Saturday, 20 December 2014

Scientist spends 8 years training for a career in research. Scientist gives up said career to embark on her greatest experiment yet—an adorable squishy baby! Only the scientific method no longer works and that Excel spreadsheet titled “How I will raise baby” is woefully inadequate…

1. Your PhD did not prepare you for this 
At no point in all your years in the lab did you encounter a problem that required you to wrestle your boob into another human’s mouth while they screamed to the point of liquefaction. Transferrable skills my ass.

2. To do lists now consist of ‘Keep baby alive’ and ‘Remember to eat’ 
Once, you juggled multiple projects; now, it’s time to burn that list of things you planned to do on maternity leave. Learn French? Ha ha ha. Have another Jaffa cake.

3. Virkon-ing your child is frowned upon  
Interesting fact: microbiology labs and babies are often interchangeable when it comes to their smell. Only no one sells pink powder that can be sprinkled on a human child to decontaminate it.

4. You’re the annoying student and there’s no postdoc to help 
Instead, you have your mother’s thirty-year-old parenting advice.

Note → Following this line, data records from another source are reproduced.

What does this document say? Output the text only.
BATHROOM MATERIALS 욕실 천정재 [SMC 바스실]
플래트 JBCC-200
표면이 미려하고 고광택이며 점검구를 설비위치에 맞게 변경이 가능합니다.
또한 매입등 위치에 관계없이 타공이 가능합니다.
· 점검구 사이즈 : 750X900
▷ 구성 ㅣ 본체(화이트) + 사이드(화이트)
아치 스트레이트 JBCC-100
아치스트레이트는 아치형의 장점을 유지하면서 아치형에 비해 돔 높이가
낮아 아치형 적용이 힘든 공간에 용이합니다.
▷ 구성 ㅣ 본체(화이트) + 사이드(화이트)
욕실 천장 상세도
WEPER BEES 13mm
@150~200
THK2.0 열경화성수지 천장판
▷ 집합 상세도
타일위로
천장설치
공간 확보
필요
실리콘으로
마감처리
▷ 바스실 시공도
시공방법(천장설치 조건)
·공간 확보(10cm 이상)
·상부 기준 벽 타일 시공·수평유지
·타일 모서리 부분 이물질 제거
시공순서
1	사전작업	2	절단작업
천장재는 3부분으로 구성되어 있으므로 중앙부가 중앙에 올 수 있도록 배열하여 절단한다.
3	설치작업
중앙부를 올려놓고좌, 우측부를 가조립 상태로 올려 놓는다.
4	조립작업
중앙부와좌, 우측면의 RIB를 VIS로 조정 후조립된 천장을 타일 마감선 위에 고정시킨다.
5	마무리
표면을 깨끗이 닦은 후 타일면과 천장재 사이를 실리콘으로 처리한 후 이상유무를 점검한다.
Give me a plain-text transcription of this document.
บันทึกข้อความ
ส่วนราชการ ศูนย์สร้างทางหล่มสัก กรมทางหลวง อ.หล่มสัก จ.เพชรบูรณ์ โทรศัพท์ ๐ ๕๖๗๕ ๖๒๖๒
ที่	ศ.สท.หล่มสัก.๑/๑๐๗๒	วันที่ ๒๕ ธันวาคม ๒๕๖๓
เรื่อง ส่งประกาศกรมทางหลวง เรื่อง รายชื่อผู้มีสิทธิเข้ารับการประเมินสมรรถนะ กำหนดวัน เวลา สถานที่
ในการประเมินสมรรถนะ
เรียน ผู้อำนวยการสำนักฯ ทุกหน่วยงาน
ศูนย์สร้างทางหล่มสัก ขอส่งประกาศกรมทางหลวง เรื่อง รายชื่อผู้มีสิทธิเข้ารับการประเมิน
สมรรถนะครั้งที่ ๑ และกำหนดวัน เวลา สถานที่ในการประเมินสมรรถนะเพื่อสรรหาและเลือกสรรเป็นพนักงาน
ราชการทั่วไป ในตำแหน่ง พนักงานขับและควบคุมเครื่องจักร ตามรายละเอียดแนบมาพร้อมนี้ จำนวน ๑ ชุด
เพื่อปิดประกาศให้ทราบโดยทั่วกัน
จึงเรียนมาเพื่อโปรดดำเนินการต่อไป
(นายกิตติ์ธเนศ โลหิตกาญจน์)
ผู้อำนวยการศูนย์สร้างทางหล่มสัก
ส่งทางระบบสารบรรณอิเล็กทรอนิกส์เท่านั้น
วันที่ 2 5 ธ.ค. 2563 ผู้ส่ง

Remember that time your PI decided to run a gel for ‘old time’s sake’ and set two undergrads on fire…?

5. There’s no peer-review for baby articles 
One minute you’re researching developmental milestones; the next, Google has diagnosed your little troll with goat plague spread by vaccination.

6. Evidence and reason no longer apply 
My baby has goat plague! What do you mean only goats can get it? Oh my god, I think my baby’s a goat.

7. No one cares about your results anymore 
And here’s a photo of her sticking her right foot in her mouth. And I’m teaching her to grab the left one too! I think there’s a picture somewhere here if you just…wait, where are you going? 

8. Reproducibility is a distant memory 
One day, you can pace to-and-fro shushing like a deranged librarian and It Sleeps! The next? You get the ‘Like that’s going to work on me, Mother-Creature’-look of baby contempt.

9. The baby doesn’t give a shit how smart you are 
Like the plot to the sequel of ‘Flowers for Algernon’, you’ve experienced a career where using your brain is kind of handy and now you’re singing ‘You are my Sunshine’ for the thousandth time.

10. I don’t remember what this one was going to be 
So I read the draft of a paper the other day and got half way through before I realised that I’d written the damn thing. The old me. The one who had an attention span long enough to…huh what?